ファンと楽しむ「#スコ活」や脳内キャスティングにも注目が
Twitterで愛猫たちの様子を発信するほか、ファンの投稿をリツイートしたり、気さくにコメントを返したりすることもある椹野さん。「全部のコメントには目を通しきれないし、たまたま目についたものだけになってしまうのが申し訳ないのだけど…」と言いつつ、ファンとの交流を楽しんでいます。

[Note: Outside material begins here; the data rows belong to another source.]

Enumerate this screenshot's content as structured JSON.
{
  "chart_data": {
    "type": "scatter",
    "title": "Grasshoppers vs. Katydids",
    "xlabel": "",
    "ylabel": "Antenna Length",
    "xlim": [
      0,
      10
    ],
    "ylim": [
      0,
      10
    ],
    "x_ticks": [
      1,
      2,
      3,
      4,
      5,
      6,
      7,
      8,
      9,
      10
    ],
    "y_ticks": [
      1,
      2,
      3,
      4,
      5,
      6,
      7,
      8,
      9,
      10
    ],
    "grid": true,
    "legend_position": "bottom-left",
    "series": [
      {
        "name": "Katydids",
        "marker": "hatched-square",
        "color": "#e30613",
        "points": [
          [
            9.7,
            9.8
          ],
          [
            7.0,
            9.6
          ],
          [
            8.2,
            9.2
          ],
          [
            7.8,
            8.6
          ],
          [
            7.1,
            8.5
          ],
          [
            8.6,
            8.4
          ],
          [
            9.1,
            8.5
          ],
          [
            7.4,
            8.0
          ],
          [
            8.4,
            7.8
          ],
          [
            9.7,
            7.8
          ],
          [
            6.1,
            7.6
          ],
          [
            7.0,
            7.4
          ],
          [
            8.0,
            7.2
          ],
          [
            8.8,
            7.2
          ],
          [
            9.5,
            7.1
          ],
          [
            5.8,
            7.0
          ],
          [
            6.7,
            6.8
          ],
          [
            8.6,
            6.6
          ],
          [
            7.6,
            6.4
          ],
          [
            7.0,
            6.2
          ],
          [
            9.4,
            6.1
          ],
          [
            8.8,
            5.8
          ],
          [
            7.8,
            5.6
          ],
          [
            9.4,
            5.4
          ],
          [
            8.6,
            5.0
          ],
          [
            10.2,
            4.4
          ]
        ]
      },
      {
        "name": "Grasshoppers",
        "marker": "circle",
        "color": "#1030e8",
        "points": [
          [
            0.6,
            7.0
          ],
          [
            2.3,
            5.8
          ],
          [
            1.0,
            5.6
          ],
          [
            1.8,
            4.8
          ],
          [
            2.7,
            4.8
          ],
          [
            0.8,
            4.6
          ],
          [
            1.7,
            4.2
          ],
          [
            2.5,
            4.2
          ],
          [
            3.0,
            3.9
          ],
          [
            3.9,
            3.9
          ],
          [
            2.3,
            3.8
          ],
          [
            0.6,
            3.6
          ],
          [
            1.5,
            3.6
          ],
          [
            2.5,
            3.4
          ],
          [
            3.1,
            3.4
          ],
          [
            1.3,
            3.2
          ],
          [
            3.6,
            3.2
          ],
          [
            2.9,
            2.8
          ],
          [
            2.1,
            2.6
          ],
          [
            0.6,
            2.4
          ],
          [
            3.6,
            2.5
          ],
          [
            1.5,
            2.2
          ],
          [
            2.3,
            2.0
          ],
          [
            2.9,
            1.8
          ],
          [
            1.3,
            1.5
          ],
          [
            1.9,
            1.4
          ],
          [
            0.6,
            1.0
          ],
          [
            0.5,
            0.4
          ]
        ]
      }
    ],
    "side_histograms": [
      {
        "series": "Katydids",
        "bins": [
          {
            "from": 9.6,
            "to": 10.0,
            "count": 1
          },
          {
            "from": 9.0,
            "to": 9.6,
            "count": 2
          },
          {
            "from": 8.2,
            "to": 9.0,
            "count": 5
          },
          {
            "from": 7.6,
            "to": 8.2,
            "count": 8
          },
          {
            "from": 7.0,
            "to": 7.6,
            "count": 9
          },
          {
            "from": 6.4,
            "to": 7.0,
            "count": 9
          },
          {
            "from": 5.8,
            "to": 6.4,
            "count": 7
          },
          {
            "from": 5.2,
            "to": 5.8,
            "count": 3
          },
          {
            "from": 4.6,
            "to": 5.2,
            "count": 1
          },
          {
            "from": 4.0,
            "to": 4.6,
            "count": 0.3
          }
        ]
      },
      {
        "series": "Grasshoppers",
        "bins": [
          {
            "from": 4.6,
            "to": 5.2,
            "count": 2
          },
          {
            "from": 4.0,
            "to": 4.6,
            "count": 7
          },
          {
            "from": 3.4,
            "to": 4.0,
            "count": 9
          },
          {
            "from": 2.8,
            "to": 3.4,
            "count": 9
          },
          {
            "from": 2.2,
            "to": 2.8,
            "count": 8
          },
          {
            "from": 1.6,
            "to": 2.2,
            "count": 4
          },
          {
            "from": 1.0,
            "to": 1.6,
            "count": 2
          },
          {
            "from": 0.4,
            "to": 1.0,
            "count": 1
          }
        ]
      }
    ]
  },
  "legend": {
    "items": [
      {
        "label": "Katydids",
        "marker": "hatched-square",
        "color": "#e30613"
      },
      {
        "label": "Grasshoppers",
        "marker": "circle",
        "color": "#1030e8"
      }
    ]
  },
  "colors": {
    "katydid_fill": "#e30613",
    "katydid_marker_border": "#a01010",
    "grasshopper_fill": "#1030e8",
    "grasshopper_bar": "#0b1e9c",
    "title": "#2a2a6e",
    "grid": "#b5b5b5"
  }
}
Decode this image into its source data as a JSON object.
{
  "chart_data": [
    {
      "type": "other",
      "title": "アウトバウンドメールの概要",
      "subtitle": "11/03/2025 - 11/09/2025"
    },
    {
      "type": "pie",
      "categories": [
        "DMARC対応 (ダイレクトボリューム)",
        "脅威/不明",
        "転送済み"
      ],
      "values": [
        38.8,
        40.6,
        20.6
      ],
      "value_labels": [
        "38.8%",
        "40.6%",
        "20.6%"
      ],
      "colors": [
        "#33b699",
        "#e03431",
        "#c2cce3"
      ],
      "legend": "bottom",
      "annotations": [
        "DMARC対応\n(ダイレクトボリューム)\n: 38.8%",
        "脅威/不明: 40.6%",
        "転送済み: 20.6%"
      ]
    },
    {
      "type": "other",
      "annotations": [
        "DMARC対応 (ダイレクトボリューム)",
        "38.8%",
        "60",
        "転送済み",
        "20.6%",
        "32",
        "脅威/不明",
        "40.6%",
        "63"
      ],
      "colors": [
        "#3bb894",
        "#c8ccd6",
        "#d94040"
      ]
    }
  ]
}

「『祖母ロン』発売の直前は、カバーイラスト(ちぎり絵)の印象から本のお供にスコーンを調達しようとする人が多く、Twitter上では『#スコ活』が盛り上がりました。そういうツイートは『みんなで分かち合いたい』と感じて、リツイートやコメントをさせてもらっています。
以前からエッセイ読者のみなさんが登場人物たちを脳内再生する際、誰が演じているのか…を披露する『脳内キャスティング』というのもあって。祖母を草笛光子さんでイメージする声が多いとか、ティムをハリウッド俳優に、“その他大勢”のはずの伯父たちに大御所俳優がキャスティングされるなど(笑)、みなさんの自由な発想は、見ているだけでも楽しいです」

PROFILE 椹野道流さん
兵庫県在住。作家。多くの人気シリーズに加え、愛猫のフォトエッセイ『ちびすけmeetsおおきい猫さんたち』(三笠書房)も話題に。法医学が専門の医師でもあり、医療系専門学校で教壇に立っている。